The Porsche Promise That Shook the Tech World
When Karan Vaidya, co-founder of AI infra startup Composio, promised a Porsche to anyone who referred a product engineer that joined their San Francisco team and stayed three months, it sounded like a stunt. But he wasn’t joking. “Not kidding,” he wrote in the now-viral X post, complete with a photo of a black Porsche model he had in mind.

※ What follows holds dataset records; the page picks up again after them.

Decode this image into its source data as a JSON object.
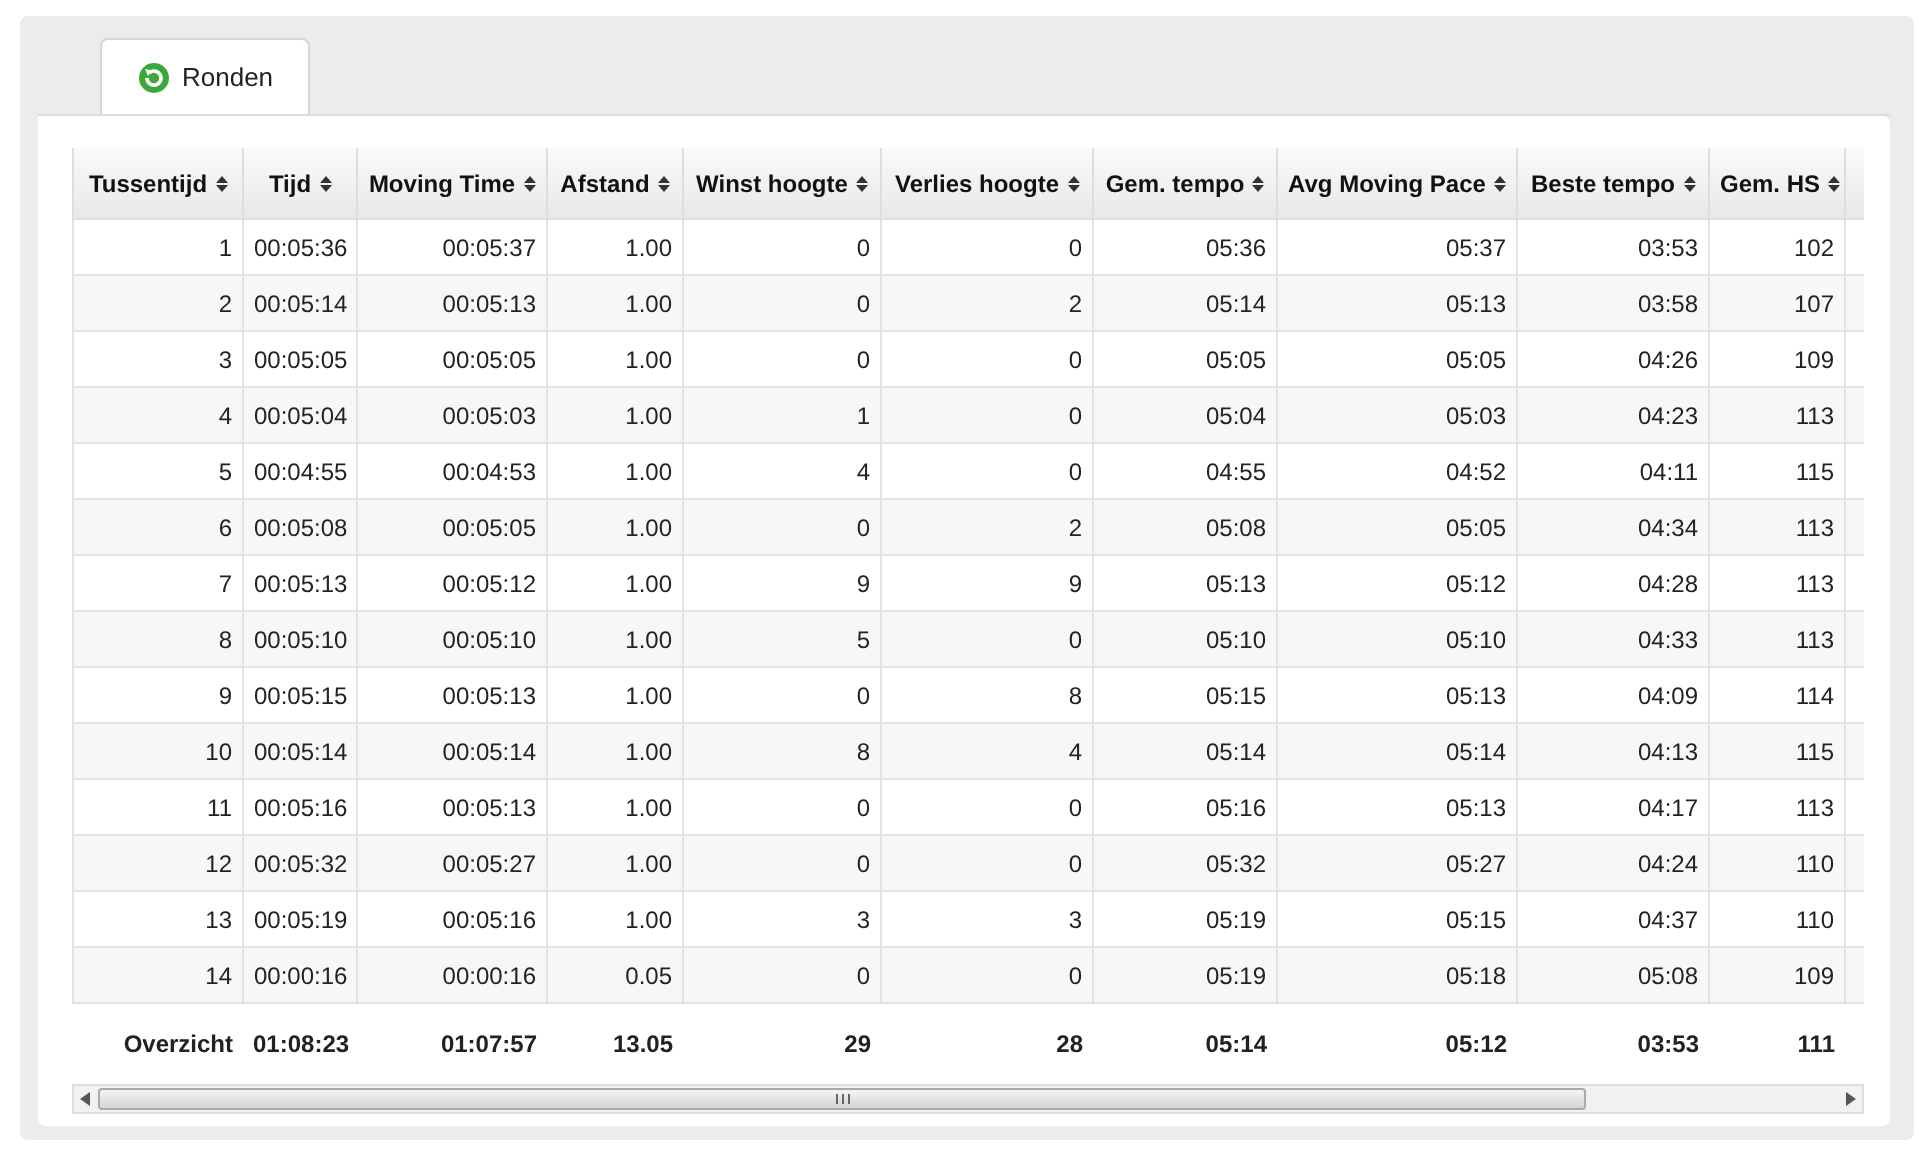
{
  "tabs": [
    {
      "label": "Ronden",
      "selected": true
    }
  ],
  "table": {
    "columns": [
      "Tussentijd",
      "Tijd",
      "Moving Time",
      "Afstand",
      "Winst hoogte",
      "Verlies hoogte",
      "Gem. tempo",
      "Avg Moving Pace",
      "Beste tempo",
      "Gem. HS"
    ],
    "rows": [
      [
        "1",
        "00:05:36",
        "00:05:37",
        "1.00",
        "0",
        "0",
        "05:36",
        "05:37",
        "03:53",
        "102"
      ],
      [
        "2",
        "00:05:14",
        "00:05:13",
        "1.00",
        "0",
        "2",
        "05:14",
        "05:13",
        "03:58",
        "107"
      ],
      [
        "3",
        "00:05:05",
        "00:05:05",
        "1.00",
        "0",
        "0",
        "05:05",
        "05:05",
        "04:26",
        "109"
      ],
      [
        "4",
        "00:05:04",
        "00:05:03",
        "1.00",
        "1",
        "0",
        "05:04",
        "05:03",
        "04:23",
        "113"
      ],
      [
        "5",
        "00:04:55",
        "00:04:53",
        "1.00",
        "4",
        "0",
        "04:55",
        "04:52",
        "04:11",
        "115"
      ],
      [
        "6",
        "00:05:08",
        "00:05:05",
        "1.00",
        "0",
        "2",
        "05:08",
        "05:05",
        "04:34",
        "113"
      ],
      [
        "7",
        "00:05:13",
        "00:05:12",
        "1.00",
        "9",
        "9",
        "05:13",
        "05:12",
        "04:28",
        "113"
      ],
      [
        "8",
        "00:05:10",
        "00:05:10",
        "1.00",
        "5",
        "0",
        "05:10",
        "05:10",
        "04:33",
        "113"
      ],
      [
        "9",
        "00:05:15",
        "00:05:13",
        "1.00",
        "0",
        "8",
        "05:15",
        "05:13",
        "04:09",
        "114"
      ],
      [
        "10",
        "00:05:14",
        "00:05:14",
        "1.00",
        "8",
        "4",
        "05:14",
        "05:14",
        "04:13",
        "115"
      ],
      [
        "11",
        "00:05:16",
        "00:05:13",
        "1.00",
        "0",
        "0",
        "05:16",
        "05:13",
        "04:17",
        "113"
      ],
      [
        "12",
        "00:05:32",
        "00:05:27",
        "1.00",
        "0",
        "0",
        "05:32",
        "05:27",
        "04:24",
        "110"
      ],
      [
        "13",
        "00:05:19",
        "00:05:16",
        "1.00",
        "3",
        "3",
        "05:19",
        "05:15",
        "04:37",
        "110"
      ],
      [
        "14",
        "00:00:16",
        "00:00:16",
        "0.05",
        "0",
        "0",
        "05:19",
        "05:18",
        "05:08",
        "109"
      ]
    ],
    "summary": [
      "Overzicht",
      "01:08:23",
      "01:07:57",
      "13.05",
      "29",
      "28",
      "05:14",
      "05:12",
      "03:53",
      "111"
    ]
  }
}
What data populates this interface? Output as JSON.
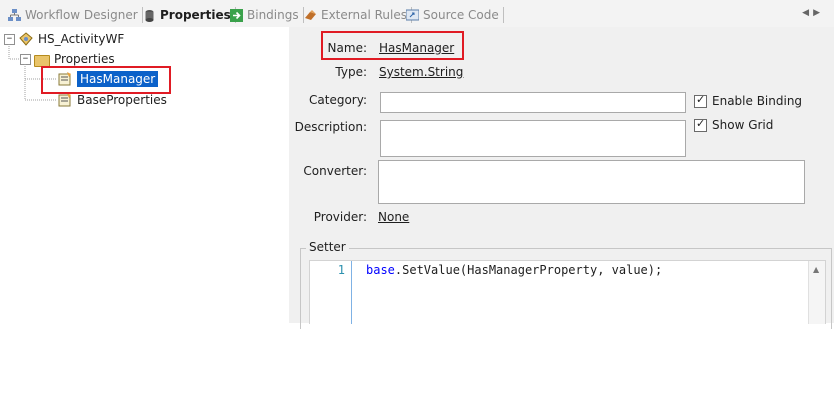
{
  "tabs": [
    {
      "label": "Workflow Designer",
      "icon": "workflow-designer-icon",
      "active": false
    },
    {
      "label": "Properties",
      "icon": "properties-icon",
      "active": true
    },
    {
      "label": "Bindings",
      "icon": "bindings-icon",
      "active": false
    },
    {
      "label": "External Rules",
      "icon": "external-rules-icon",
      "active": false
    },
    {
      "label": "Source Code",
      "icon": "source-code-icon",
      "active": false
    }
  ],
  "tree": {
    "root": {
      "label": "HS_ActivityWF",
      "expander": "−"
    },
    "properties_folder": {
      "label": "Properties",
      "expander": "−"
    },
    "items": [
      {
        "label": "HasManager",
        "selected": true
      },
      {
        "label": "BaseProperties",
        "selected": false
      }
    ]
  },
  "details": {
    "name_label": "Name:",
    "name_value": "HasManager",
    "type_label": "Type:",
    "type_value": "System.String",
    "category_label": "Category:",
    "category_value": "",
    "description_label": "Description:",
    "description_value": "",
    "converter_label": "Converter:",
    "converter_value": "",
    "provider_label": "Provider:",
    "provider_value": "None",
    "enable_binding_label": "Enable Binding",
    "enable_binding_checked": true,
    "show_grid_label": "Show Grid",
    "show_grid_checked": true
  },
  "setter": {
    "group_label": "Setter",
    "line_number": "1",
    "code_keyword": "base",
    "code_rest": ".SetValue(HasManagerProperty, value);"
  },
  "colors": {
    "highlight_box": "#e01b24",
    "selection": "#0b61c9",
    "panel_bg": "#f0f0f0"
  }
}
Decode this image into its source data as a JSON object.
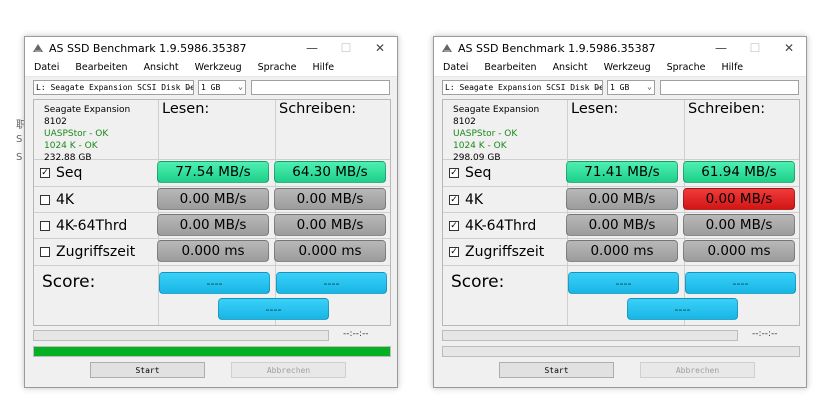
{
  "windows": [
    {
      "title": "AS SSD Benchmark 1.9.5986.35387",
      "menu": [
        "Datei",
        "Bearbeiten",
        "Ansicht",
        "Werkzeug",
        "Sprache",
        "Hilfe"
      ],
      "drive_select": "L: Seagate Expansion SCSI Disk De",
      "size_select": "1 GB",
      "drive_info": {
        "name": "Seagate Expansion",
        "model": "8102",
        "driver": "UASPStor - OK",
        "alignment": "1024 K - OK",
        "capacity": "232.88 GB"
      },
      "col_read": "Lesen:",
      "col_write": "Schreiben:",
      "tests": [
        {
          "label": "Seq",
          "checked": true,
          "read": "77.54 MB/s",
          "write": "64.30 MB/s",
          "read_color": "green",
          "write_color": "green"
        },
        {
          "label": "4K",
          "checked": false,
          "read": "0.00 MB/s",
          "write": "0.00 MB/s",
          "read_color": "gray",
          "write_color": "gray"
        },
        {
          "label": "4K-64Thrd",
          "checked": false,
          "read": "0.00 MB/s",
          "write": "0.00 MB/s",
          "read_color": "gray",
          "write_color": "gray"
        },
        {
          "label": "Zugriffszeit",
          "checked": false,
          "read": "0.000 ms",
          "write": "0.000 ms",
          "read_color": "gray",
          "write_color": "gray"
        }
      ],
      "score_label": "Score:",
      "score_read": "----",
      "score_write": "----",
      "score_total": "----",
      "timer": "--:--:--",
      "progress": 1.0,
      "start_label": "Start",
      "abort_label": "Abbrechen"
    },
    {
      "title": "AS SSD Benchmark 1.9.5986.35387",
      "menu": [
        "Datei",
        "Bearbeiten",
        "Ansicht",
        "Werkzeug",
        "Sprache",
        "Hilfe"
      ],
      "drive_select": "L: Seagate Expansion SCSI Disk De",
      "size_select": "1 GB",
      "drive_info": {
        "name": "Seagate Expansion",
        "model": "8102",
        "driver": "UASPStor - OK",
        "alignment": "1024 K - OK",
        "capacity": "298.09 GB"
      },
      "col_read": "Lesen:",
      "col_write": "Schreiben:",
      "tests": [
        {
          "label": "Seq",
          "checked": true,
          "read": "71.41 MB/s",
          "write": "61.94 MB/s",
          "read_color": "green",
          "write_color": "green"
        },
        {
          "label": "4K",
          "checked": true,
          "read": "0.00 MB/s",
          "write": "0.00 MB/s",
          "read_color": "gray",
          "write_color": "red"
        },
        {
          "label": "4K-64Thrd",
          "checked": true,
          "read": "0.00 MB/s",
          "write": "0.00 MB/s",
          "read_color": "gray",
          "write_color": "gray"
        },
        {
          "label": "Zugriffszeit",
          "checked": true,
          "read": "0.000 ms",
          "write": "0.000 ms",
          "read_color": "gray",
          "write_color": "gray"
        }
      ],
      "score_label": "Score:",
      "score_read": "----",
      "score_write": "----",
      "score_total": "----",
      "timer": "--:--:--",
      "progress": 0.0,
      "start_label": "Start",
      "abort_label": "Abbrechen"
    }
  ],
  "colors": {
    "green": "#2ee09c",
    "gray": "#aaaaaa",
    "red": "#e22222",
    "score": "#22c0ee",
    "progress": "#06b025"
  },
  "bg_fragments": [
    "职",
    "S",
    "S"
  ]
}
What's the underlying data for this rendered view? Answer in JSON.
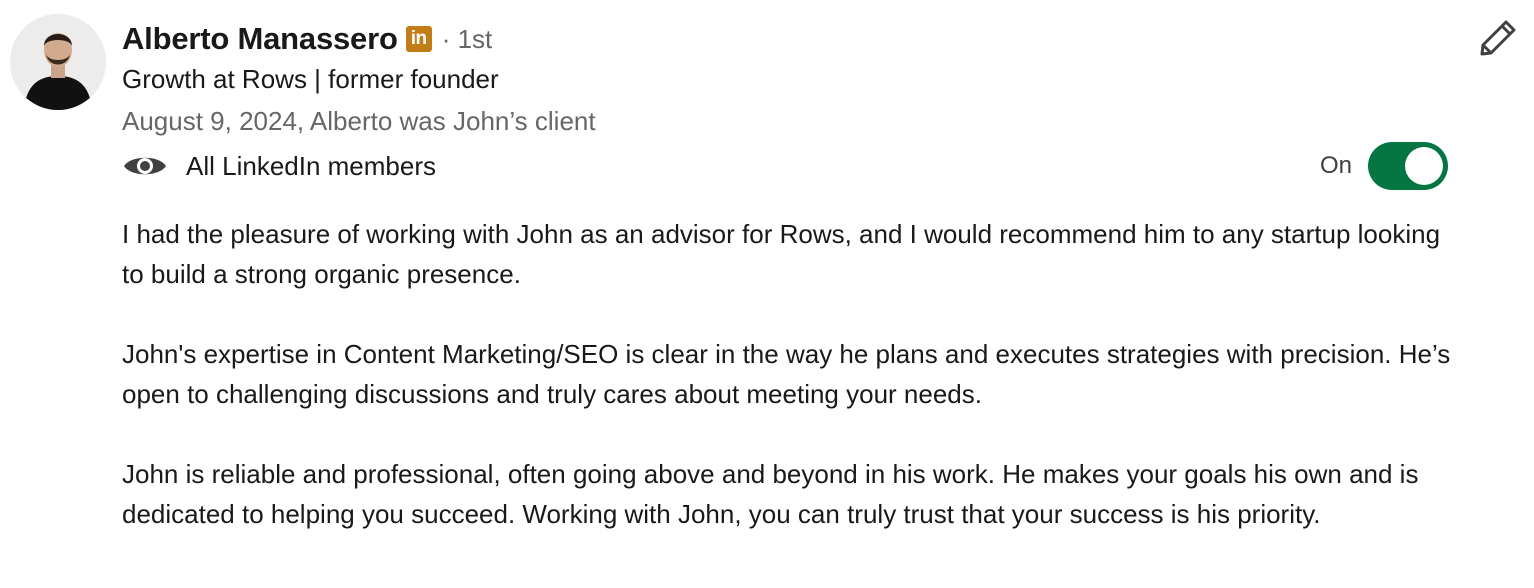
{
  "recommendation": {
    "author": {
      "name": "Alberto Manassero",
      "badge_text": "in",
      "degree": "· 1st",
      "headline": "Growth at Rows | former founder"
    },
    "meta": "August 9, 2024, Alberto was John’s client",
    "visibility": {
      "icon": "eye-icon",
      "label": "All LinkedIn members",
      "toggle_label": "On",
      "toggle_on": true
    },
    "paragraphs": [
      "I had the pleasure of working with John as an advisor for Rows, and I would recommend him to any startup looking to build a strong organic presence.",
      "John's expertise in Content Marketing/SEO is clear in the way he plans and executes strategies with precision. He’s open to challenging discussions and truly cares about meeting your needs.",
      "John is reliable and professional, often going above and beyond in his work. He makes your goals his own and is dedicated to helping you succeed. Working with John, you can truly trust that your success is his priority."
    ],
    "edit_icon": "pencil-icon"
  },
  "colors": {
    "text_primary": "#191919",
    "text_secondary": "#666666",
    "toggle_on": "#057642",
    "linkedin_badge": "#c37d16"
  }
}
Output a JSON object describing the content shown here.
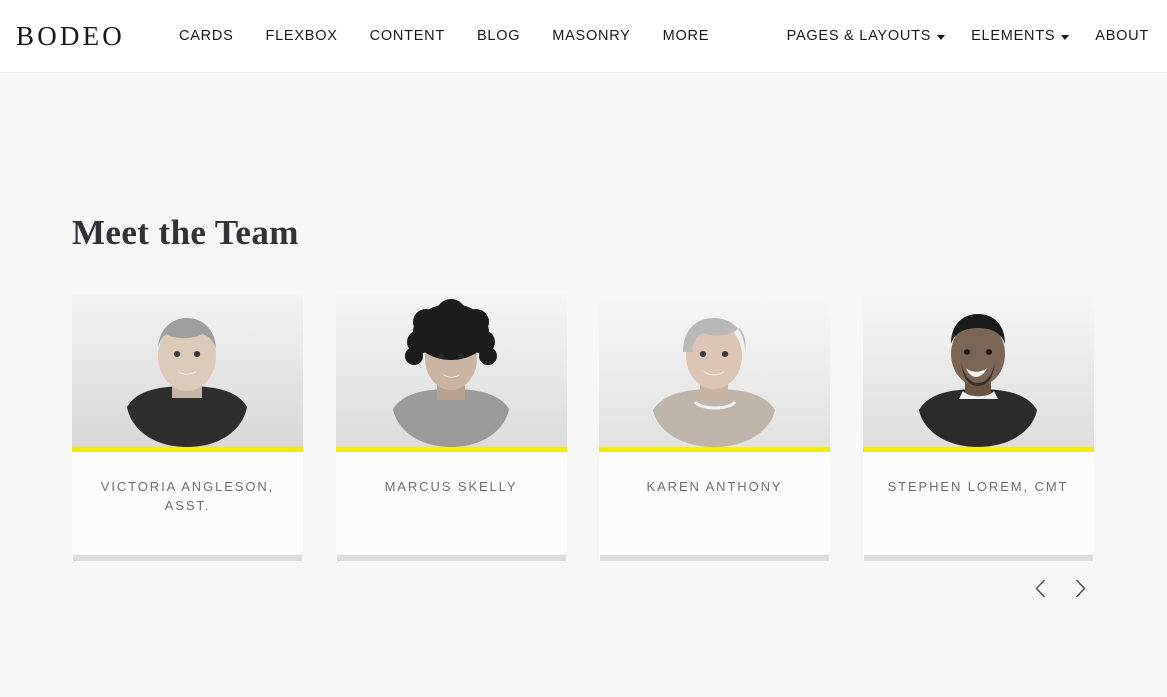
{
  "header": {
    "brand": "BODEO",
    "nav_left": [
      {
        "label": "CARDS",
        "has_dropdown": false
      },
      {
        "label": "FLEXBOX",
        "has_dropdown": false
      },
      {
        "label": "CONTENT",
        "has_dropdown": false
      },
      {
        "label": "BLOG",
        "has_dropdown": false
      },
      {
        "label": "MASONRY",
        "has_dropdown": false
      },
      {
        "label": "MORE",
        "has_dropdown": false
      }
    ],
    "nav_right": [
      {
        "label": "PAGES & LAYOUTS",
        "has_dropdown": true
      },
      {
        "label": "ELEMENTS",
        "has_dropdown": true
      },
      {
        "label": "ABOUT",
        "has_dropdown": false
      }
    ]
  },
  "main": {
    "section_title": "Meet the Team",
    "team": [
      {
        "name": "VICTORIA ANGLESON, ASST.",
        "photo_alt": "portrait-victoria-angleson"
      },
      {
        "name": "MARCUS SKELLY",
        "photo_alt": "portrait-marcus-skelly"
      },
      {
        "name": "KAREN ANTHONY",
        "photo_alt": "portrait-karen-anthony"
      },
      {
        "name": "STEPHEN LOREM, CMT",
        "photo_alt": "portrait-stephen-lorem"
      }
    ],
    "carousel": {
      "prev_icon": "chevron-left-icon",
      "next_icon": "chevron-right-icon"
    }
  },
  "colors": {
    "accent_yellow": "#f4ec0b",
    "page_background": "#f5f6f5",
    "header_background": "#ffffff",
    "text_dark": "#16181d",
    "text_muted": "#6b6e70",
    "card_shadow": "#dcdcdc"
  }
}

Karan Vaidya (right) and fellow Composio co-founder Soham Ganatra
The Escalating AI Talent Race
Just hours later, Roy Lee, co-founder of Cluely, another early-stage AI startup, chimed in with his own no-nonsense offer. “I’ll triple your base salary,” he posted, as he searched for a founding designer. “No questions asked.”
Big Tech Joins the Fray
The timing is uncanny. This same week, Microsoft reportedly poached 24 AI researchers from Google DeepMind, including Amar Subramanya, the former engineering head of the Gemini team, who is now a corporate VP at Microsoft AI. A day later, Meta hired three DeepMind scientists who had helped build a language model that achieved gold medal-level performance in the International Math Olympiad.
The High Cost of Innovation
For founders like Vaidya and Lee, who are building AI-native products in public, the job post has become a statement. It’s part recruitment, part performance art and very much a reflection of how fierce the competition for technical talent has become in AI.
A Warning from the Experts
“There’s a real risk that we’re overpaying for momentum and mistaking it for durability,” said Manav Garg, co-founder and managing partner at Together Fund. “High-visibility compensation moves can bring in mercenaries rather than missionaries. That’s dangerous for early-stage companies where cultural fit and long-term belief in the vision are as critical as technical skill.”